December 5
Day 266: The Almighty Has Terrified Me
Job, in his pain and loss, questions the legality of God's actions toward mankind. In doing so, he challenges the thinking of almost every ancient person. For that matter, almost every contemporary person too. Predominant worldview in view, it seems.
Job is enduring the arguments of his friends who continue to say that it's all cause and effect. That good things happen to good people; that bad things happen to bad people. And since Job is the recipient of bad things, he must in fact be a bad person. A very bad person.
They've done the math for Job. They've articulated the notion that God must be like any other deities, who need to be placated with sacrifice and good behavior. That God, like any other deity must express Himself primarily through fits of anger and retribution.
Job questions this reasoning, and points out the many examples he's seen of bad people who die happy and rich, and at peace with themselves, if not at peace with God. And the many examples of poor but faithful people who die poor but faithful. Mostly poor.
Job gives dialogue to the bad people's worldview. "They say to God, 'Depart from us! We do not desire the knowledge of your ways. What is the Almighty, that we should serve him? And what profit do we get if we pray to him?'"
And in Job's mind, they seem to get away with it. How can that be fair? How is it that faithful people still endure hardship and loss if God so determines?
Two chapters later, Job is still talking. But now talking about how his response to God differs from that of bad people. "But he [God] is unchangeable, and who can turn him back? What he desires, that he does. For he will complete what he appoints for me, and many such things are in his mind."
"Therefore I am terrified at his presence; when I consider, I am in dread of him. God has made my heart faint; the Almighty has terrified me."

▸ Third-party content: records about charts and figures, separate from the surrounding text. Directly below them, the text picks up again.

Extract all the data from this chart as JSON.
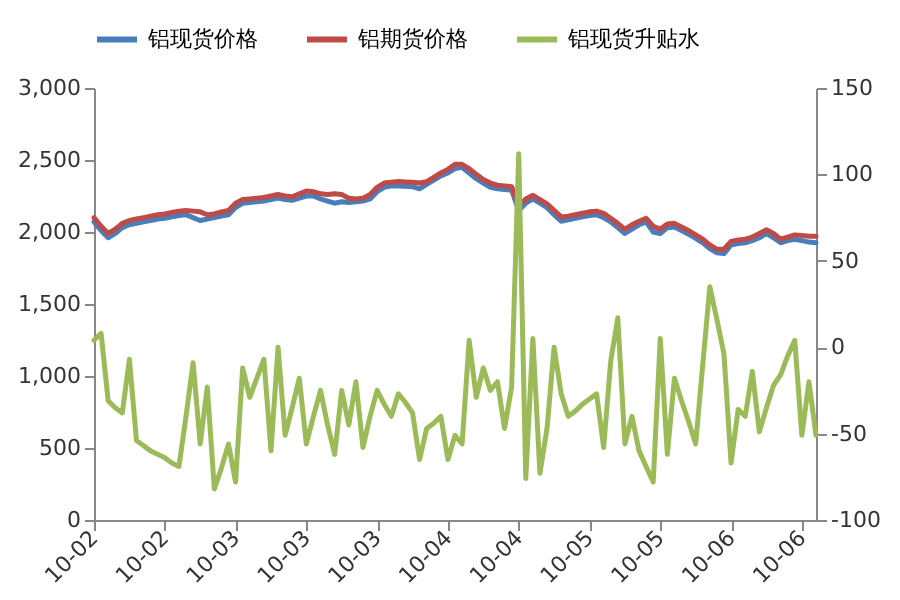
{
  "chart_data": {
    "type": "line",
    "categories": [
      "10-02",
      null,
      null,
      null,
      null,
      null,
      null,
      null,
      null,
      null,
      "10-02",
      null,
      null,
      null,
      null,
      null,
      null,
      null,
      null,
      null,
      "10-03",
      null,
      null,
      null,
      null,
      null,
      null,
      null,
      null,
      null,
      "10-03",
      null,
      null,
      null,
      null,
      null,
      null,
      null,
      null,
      null,
      "10-03",
      null,
      null,
      null,
      null,
      null,
      null,
      null,
      null,
      null,
      "10-04",
      null,
      null,
      null,
      null,
      null,
      null,
      null,
      null,
      null,
      "10-04",
      null,
      null,
      null,
      null,
      null,
      null,
      null,
      null,
      null,
      "10-05",
      null,
      null,
      null,
      null,
      null,
      null,
      null,
      null,
      null,
      "10-05",
      null,
      null,
      null,
      null,
      null,
      null,
      null,
      null,
      null,
      "10-06",
      null,
      null,
      null,
      null,
      null,
      null,
      null,
      null,
      null,
      "10-06",
      null,
      null
    ],
    "ylim": [
      0,
      3000
    ],
    "yticks": [
      0,
      500,
      {
        "value": 1000,
        "label": "1,000"
      },
      {
        "value": 1500,
        "label": "1,500"
      },
      {
        "value": 2000,
        "label": "2,000"
      },
      {
        "value": 2500,
        "label": "2,500"
      },
      {
        "value": 3000,
        "label": "3,000"
      }
    ],
    "y2lim": [
      -100,
      150
    ],
    "y2ticks": [
      -100,
      -50,
      0,
      50,
      100,
      150
    ],
    "legend": "top",
    "grid": false,
    "series": [
      {
        "name": "铝现货价格",
        "color": "#4a7ebb",
        "values": [
          2070,
          2010,
          1960,
          1990,
          2030,
          2050,
          2060,
          2070,
          2080,
          2090,
          2095,
          2105,
          2115,
          2120,
          2100,
          2080,
          2090,
          2100,
          2110,
          2120,
          2170,
          2200,
          2205,
          2210,
          2215,
          2225,
          2235,
          2225,
          2220,
          2235,
          2250,
          2250,
          2230,
          2215,
          2200,
          2210,
          2205,
          2210,
          2215,
          2230,
          2280,
          2310,
          2320,
          2320,
          2318,
          2315,
          2300,
          2330,
          2360,
          2390,
          2410,
          2440,
          2450,
          2410,
          2370,
          2340,
          2310,
          2300,
          2295,
          2290,
          2150,
          2200,
          2230,
          2200,
          2170,
          2120,
          2075,
          2085,
          2095,
          2105,
          2115,
          2120,
          2100,
          2070,
          2030,
          1990,
          2020,
          2050,
          2070,
          2000,
          1990,
          2030,
          2035,
          2010,
          1985,
          1955,
          1925,
          1885,
          1855,
          1850,
          1910,
          1920,
          1925,
          1940,
          1960,
          1990,
          1960,
          1925,
          1940,
          1950,
          1940,
          1930,
          1925
        ]
      },
      {
        "name": "铝期货价格",
        "color": "#be4b48",
        "values": [
          2100,
          2040,
          1990,
          2020,
          2060,
          2080,
          2090,
          2100,
          2110,
          2120,
          2125,
          2135,
          2145,
          2150,
          2145,
          2140,
          2120,
          2125,
          2140,
          2150,
          2200,
          2225,
          2230,
          2235,
          2240,
          2250,
          2260,
          2250,
          2245,
          2265,
          2285,
          2280,
          2265,
          2260,
          2265,
          2260,
          2235,
          2230,
          2235,
          2260,
          2310,
          2340,
          2345,
          2350,
          2348,
          2345,
          2340,
          2350,
          2380,
          2410,
          2435,
          2470,
          2470,
          2440,
          2400,
          2365,
          2340,
          2325,
          2320,
          2315,
          2180,
          2230,
          2255,
          2225,
          2195,
          2150,
          2105,
          2110,
          2120,
          2130,
          2140,
          2145,
          2130,
          2095,
          2060,
          2020,
          2050,
          2075,
          2095,
          2040,
          2020,
          2055,
          2060,
          2035,
          2010,
          1980,
          1950,
          1910,
          1880,
          1880,
          1935,
          1945,
          1950,
          1965,
          1990,
          2015,
          1990,
          1950,
          1965,
          1980,
          1975,
          1970,
          1970
        ]
      },
      {
        "name": "铝现货升贴水",
        "color": "#9bbb59",
        "axis": "y2",
        "values": [
          4,
          8,
          -31,
          -35,
          -38,
          -7,
          -54,
          -57,
          -60,
          -62,
          -64,
          -67,
          -69,
          -40,
          -9,
          -56,
          -23,
          -82,
          -70,
          -56,
          -78,
          -12,
          -29,
          -18,
          -7,
          -60,
          0,
          -51,
          -35,
          -18,
          -56,
          -40,
          -25,
          -45,
          -62,
          -25,
          -45,
          -20,
          -58,
          -40,
          -25,
          -33,
          -40,
          -27,
          -32,
          -38,
          -65,
          -47,
          -44,
          -40,
          -65,
          -51,
          -56,
          4,
          -29,
          -12,
          -25,
          -20,
          -47,
          -23,
          112,
          -76,
          5,
          -73,
          -47,
          0,
          -27,
          -40,
          -37,
          -33,
          -30,
          -27,
          -58,
          -8,
          17,
          -56,
          -40,
          -60,
          -69,
          -78,
          5,
          -62,
          -18,
          -31,
          -43,
          -56,
          -10,
          35,
          16,
          -4,
          -67,
          -36,
          -40,
          -14,
          -49,
          -35,
          -22,
          -16,
          -5,
          4,
          -51,
          -20,
          -51
        ]
      }
    ]
  }
}
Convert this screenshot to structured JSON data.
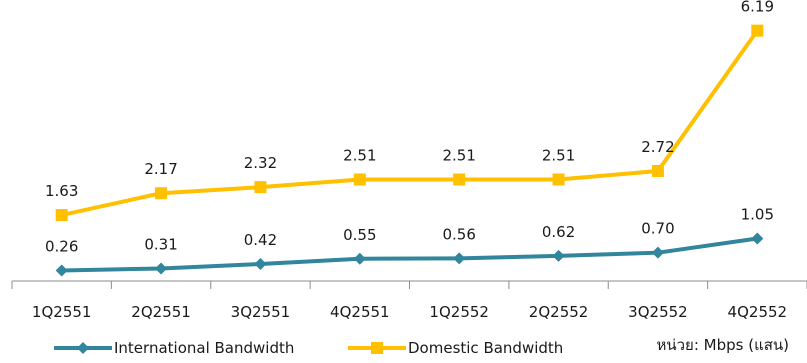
{
  "chart_data": {
    "type": "line",
    "categories": [
      "1Q2551",
      "2Q2551",
      "3Q2551",
      "4Q2551",
      "1Q2552",
      "2Q2552",
      "3Q2552",
      "4Q2552"
    ],
    "series": [
      {
        "name": "International Bandwidth",
        "values": [
          0.26,
          0.31,
          0.42,
          0.55,
          0.56,
          0.62,
          0.7,
          1.05
        ],
        "labels": [
          "0.26",
          "0.31",
          "0.42",
          "0.55",
          "0.56",
          "0.62",
          "0.70",
          "1.05"
        ],
        "color": "#31859c",
        "marker": "diamond"
      },
      {
        "name": "Domestic Bandwidth",
        "values": [
          1.63,
          2.17,
          2.32,
          2.51,
          2.51,
          2.51,
          2.72,
          6.19
        ],
        "labels": [
          "1.63",
          "2.17",
          "2.32",
          "2.51",
          "2.51",
          "2.51",
          "2.72",
          "6.19"
        ],
        "color": "#ffc000",
        "marker": "square"
      }
    ],
    "ylim": [
      0,
      6.7
    ],
    "grid": false,
    "legend_position": "bottom-left",
    "unit_note": "หน่วย: Mbps (แสน)"
  }
}
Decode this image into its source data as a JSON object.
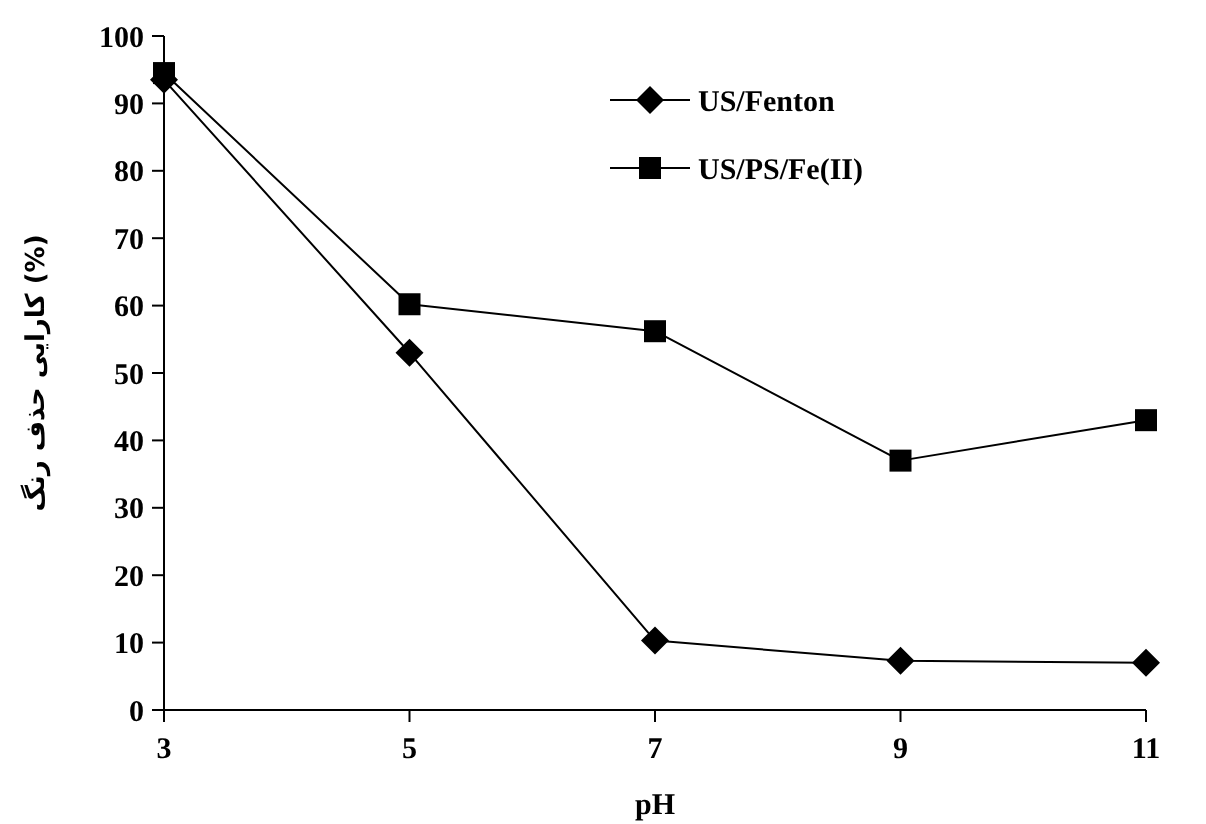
{
  "chart_data": {
    "type": "line",
    "xlabel": "pH",
    "ylabel": "کارایی حذف رنگ (%)",
    "x": [
      3,
      5,
      7,
      9,
      11
    ],
    "xlim": [
      3,
      11
    ],
    "xticks": [
      3,
      5,
      7,
      9,
      11
    ],
    "ylim": [
      0,
      100
    ],
    "yticks": [
      0,
      10,
      20,
      30,
      40,
      50,
      60,
      70,
      80,
      90,
      100
    ],
    "grid": false,
    "legend": "top right",
    "line_style": "solid",
    "series": [
      {
        "name": "US/Fenton",
        "color": "#000000",
        "marker": "diamond",
        "values": [
          93.5,
          53,
          10.3,
          7.3,
          7
        ]
      },
      {
        "name": "US/PS/Fe(II)",
        "color": "#000000",
        "marker": "square",
        "values": [
          94.5,
          60.2,
          56.2,
          37,
          43
        ]
      }
    ]
  }
}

Job is admitting he does not understand what God is doing with/to him. He is admitting that the "fairness" of God's actions toward mankind is lost on him. Job is admitting that while he has devoted his lifetime to trying to be faithful to God, the results have not been pleasant.
And he admits that he now has a far greater respect for God than he did previously. We would agree with Job; the "fear of the Lord" is not acquired when times are fat, but when we are forced through hard if not devastating circumstances to trust that God knows what He's doing.
Even if it doesn't make sense. Or doesn't seem at all fair. Or leaves us terrified.
Might it be that the most loving thing God could do to Job, or to any of us, is that we would find ourselves truly terrified of God? That the fear of the Lord really does result in wisdom? That humility always proceeds honor? (Prov. 15)
Maybe it's in these present days we will learn, as Job did, that the God who terrifies us is the same God who loves us.